Qualcuno ha preso a far girare in questi giorni una lettera di due anni fa di Umberto Eco al nipotino: Caro nipote, studia a memoria - L'Espresso.
Caro Umberto Eco, ti ricordi il passaggio dall’oralità alla scrittura che rivoluzione fu? Uno scrittore come te non può non aver notato il grande passo avanti che l’umanità ha compiuto grazie a questa conquista. 
Allora perché ora che ne stiamo facendo un’altra, dalla scrittura al digitale (ipermedia), auguri a tuo nipote di tornare alle filastrocche mandate a memoria? Perché vuoi ricacciare la nuova generazione al passato omerico, invece che lasciarlo costruire il futuro digitale? Non sarà che questo fa sentire la scrittura e te, come suo illustre portavoce, superato e antico? E che cercare di ricacciare il futuro verso il trapassato remoto ti dà l’illusione di essere sempre tu l’artefice del presente? Capisci da te che è una sciocchezza. Io spero che tuo nipote alle tue lettere senili preferisca, che so, TG3Pixel (che è molto più interessante).

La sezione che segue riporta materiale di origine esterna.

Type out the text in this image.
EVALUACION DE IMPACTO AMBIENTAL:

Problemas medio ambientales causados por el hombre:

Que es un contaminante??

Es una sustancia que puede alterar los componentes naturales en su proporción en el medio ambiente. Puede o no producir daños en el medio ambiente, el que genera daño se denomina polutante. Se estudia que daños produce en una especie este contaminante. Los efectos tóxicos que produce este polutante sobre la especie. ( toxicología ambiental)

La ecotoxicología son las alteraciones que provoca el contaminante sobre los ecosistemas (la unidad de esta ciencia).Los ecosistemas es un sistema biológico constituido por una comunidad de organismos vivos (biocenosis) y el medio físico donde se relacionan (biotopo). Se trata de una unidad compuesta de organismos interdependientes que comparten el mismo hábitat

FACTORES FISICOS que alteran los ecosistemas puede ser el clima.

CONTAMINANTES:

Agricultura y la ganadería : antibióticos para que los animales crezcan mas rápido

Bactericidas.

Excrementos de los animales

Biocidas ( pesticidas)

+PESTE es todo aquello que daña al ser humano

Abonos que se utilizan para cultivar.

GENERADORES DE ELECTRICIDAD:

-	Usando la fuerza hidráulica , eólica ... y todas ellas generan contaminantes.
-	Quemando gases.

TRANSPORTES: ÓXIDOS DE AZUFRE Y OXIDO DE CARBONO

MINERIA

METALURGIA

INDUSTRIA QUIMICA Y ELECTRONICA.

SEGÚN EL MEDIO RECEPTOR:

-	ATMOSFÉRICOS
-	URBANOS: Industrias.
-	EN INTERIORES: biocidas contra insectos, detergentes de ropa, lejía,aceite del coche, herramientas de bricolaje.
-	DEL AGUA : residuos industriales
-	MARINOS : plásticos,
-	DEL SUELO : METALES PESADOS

Ricordiamo un passo di W.J. Ong: "Molti si sorprendono quando vengono a sapere che quasi le stesse obiezioni che oggi sono comunemente rivolte ai computer venivano mosse alla scrittura da Platone, nel Fedro (274-7) e nella Settima lettera. La scrittura, Platone fa dire a Socrate nel Fedro, è disumana, poiché finge di ricreare al di fuori della mente ciò che in realtà può esistere solo al suo interno. La scrittura è una cosa, un prodotto manufatto (...) In secondo luogo, incalza il Socrate di Platone, la scrittura distrugge la memoria: chi se ne serve cesserà di ricordare, e dovrà contare su risorse esterne quando mancheranno quelle interiori. La scrittura indebolisce la mente".